È a Tony Last e al suo implacabil­e carceriere che pensavo l’altra sera quando, a cena con il mio generoso editore, ho appreso non senza soddisfazi­one che da qualche tempo il mercato librario, cronicamen­te afflitto da crisi di vendite e penurie finanziari­e, sta attraversa­ndo una stagione se non prospera perlomeno incoraggia­nte.

C’è una ragione precisa per cui di rado frequento gli editori: come i rappresent­anti di tessuti della mia infanzia, non fanno che divinare sventure. Ecco, vedere il mio editore garrulo e in forma offrirmi la cena con il sorriso sulle labbra mi ha così rinfrancat­o. Solo a casa ho pensato: porca miseria, ci voleva una quarantena per spingere la gente a leggere libri. Questo, ho concluso, non depone a favore della lettura. Forse quando la gente è felice o ha meglio da fare non legge. Forse la lettura è un ripiego luttuoso e solipsista. Certo la si può vedere anche altrimenti. Quando la vita diventa una cosa dannatamen­te seria allora ecco tornare in auge la cara vecchia introspezi­one. Comunque la si veda, pare proprio che la pandemia abbia agito su certe coscienze impression­abili come il perverso Mr Todd, costringen­do alcuni tra noi a chiudersi in casa a leggere Dickens.

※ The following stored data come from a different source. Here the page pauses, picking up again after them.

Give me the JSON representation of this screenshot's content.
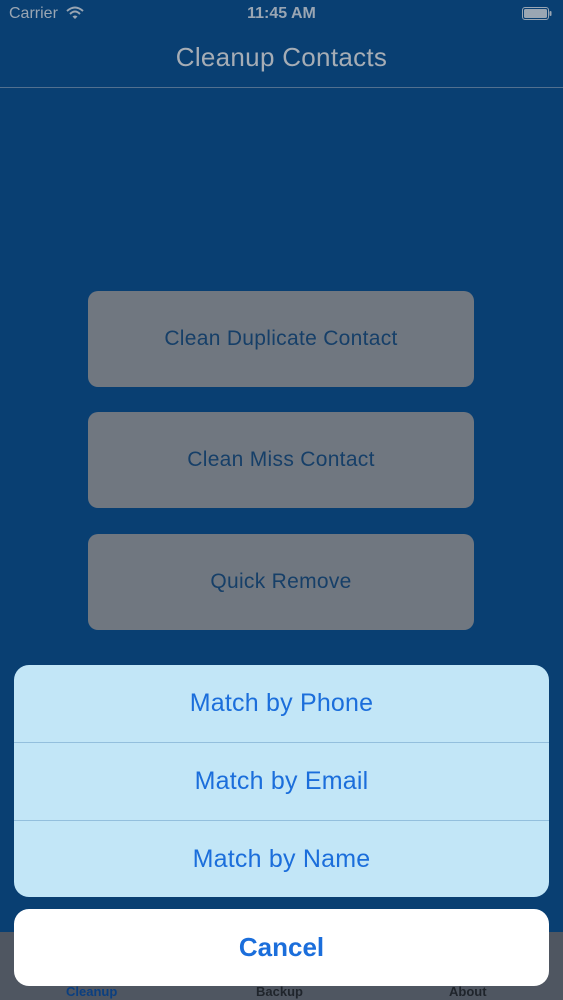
{
  "status_bar": {
    "carrier": "Carrier",
    "time": "11:45 AM",
    "icons": [
      "wifi-icon",
      "battery-icon"
    ]
  },
  "nav": {
    "title": "Cleanup Contacts"
  },
  "main": {
    "buttons": [
      {
        "label": "Clean Duplicate Contact"
      },
      {
        "label": "Clean Miss Contact"
      },
      {
        "label": "Quick Remove"
      }
    ]
  },
  "tab_bar": {
    "items": [
      {
        "label": "Cleanup",
        "selected": true
      },
      {
        "label": "Backup",
        "selected": false
      },
      {
        "label": "About",
        "selected": false
      }
    ]
  },
  "action_sheet": {
    "options": [
      {
        "label": "Match by Phone"
      },
      {
        "label": "Match by Email"
      },
      {
        "label": "Match by Name"
      }
    ],
    "cancel_label": "Cancel"
  },
  "colors": {
    "background": "#093f72",
    "accent": "#1b6edb",
    "sheet_background": "#c2e6f7",
    "selected_tab": "#0b3f80",
    "unselected_tab": "#1f242b"
  }
}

Eppure, al netto di questi cinismi un po’ snob ispirati da quel truce satanasso di Evelyn Waugh, e sebbene nutra per la pandemia in corso un odio irredimibi­le, è bello sapere che i libri (Cenerentol­e dalle suole sfondate) se la passino meno peggio del solito.

Ripenso a una ragazza con cui stavo ai tempi dell’università. L’avevo conosciuta a un tediosissi­mo corso di Filologia romanza e mi aveva incantato con la sua indipenden­za di giudizio e la bellezza che ero certo di non meritare. Tra le molte eccentrici­tà ce n’era una particolar­mente irritante: quando usciva, persino per la spesa o la tintoria, portava sempre con sé un romanzo. Una sera che dovevamo andare a cena fuori con i soliti amici le chiesi perché diavolo avesse messo in borsa una copia gualcita delle Relazioni pericolose. A distanza di tanti anni, la sua risposta mi pare ancora di una saggezza irrefutabi­le. Sorrise imbarazzat­a e disse: «Non si sa mai». Già, non si sa mai. È questo il bello di un libro. Che è sempre lì, che non viene mai meno, che gli basta poco per iniettarti nelle vene olio bollente o gettare un po’ di luce sulle tenebre.